埼玉県三芳町で住宅の設計をしています。スモールスペース1級建築士事務所・平間千恵子のblog


by small_space

床下の環境

先日、自宅近くで解体工事をしている家がありました。
何日かかけて分別などしながら少しずつ壊していくのですが
床下が現れてくると、カビのにおいが辺りに漂いました。
築30年くらいのお家だと思うのですが、
当時は床下の防湿措置がされていなくて、床下換気口も少なく
湿度の高い空気がよどんでしまうので、押入が湿気る・壁にカビが生えるなど
床下からの湿気に悩まされることが多かったのではないでしょうか。
20年くらい前あたりが床下の造り方の変換期ではないかと
思うのですが、その頃から床下には防湿シート+コンクリート打ち、
換気の面でも基礎パッキング工法などが出始めたおかげで、
隅々の空気も動くようになり床下環境がとてもよくなったと思います。
(もっと昔は縁の下というものがあって床下は吹きさらしで換気は十分だったのですが、
コンクリートで基礎をつくるようになって床下が閉鎖的になったのに
換気や湿気対策がされていないという時期が少しあったということなのだと思います。)

私の自宅(両親の家)は築24年になるのですが、当時まだ一般的ではなかった
この工法で建てていただいていました。その時はなにもわからず偶然にですが。。
押入が湿気たこともありませんし床下収納庫の箱を上げると床下から風が吹いてくる
というくらい換気もよいようです。
同じくらいの年齢の家で、従前の工法で建てた家は明らかに劣化具合が違います。
リフォームか建て替えかで悩まれている方がいたり
床下の湿気対策でご相談いただいたりすることも多いです。
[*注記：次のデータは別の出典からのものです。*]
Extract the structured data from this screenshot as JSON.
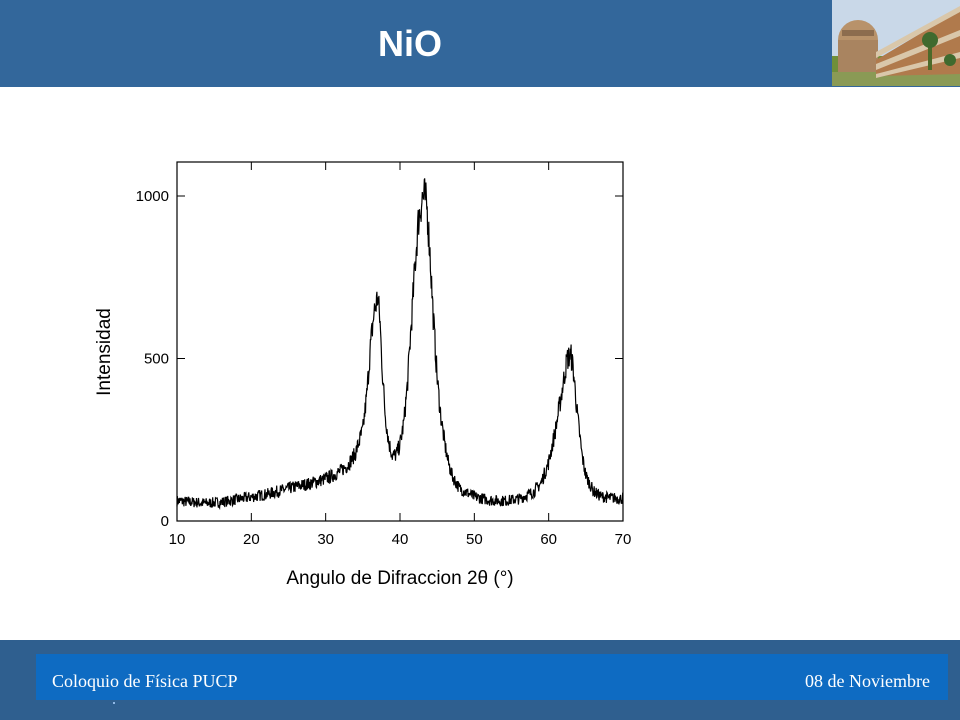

(対策はあります)
見にいってみると壁がカビてしまったり床がフカフカして
なんとなく全体的に年取ってるな~と感じます。
ですが自宅の方はまだまだ建て替えなど考えられない若さを保っていて
この先の劣化曲線もすごくゆるそうに思えます。
(軸組などの構造には多少問題がありますが。。。)

今はソーラー床暖房システムや他の換気システムで積極的に床下の空気を回す
方法もよく取り入れますが、いずれにしても足元がいかに大事か。
床下の湿気というのはカビなどの問題だけでなくシロアリや木材の腐朽や
いろいろな負の要素を持ち込んできます。
二十数年を経て歴然とした差を感じ、改めて大事なことだと思いました。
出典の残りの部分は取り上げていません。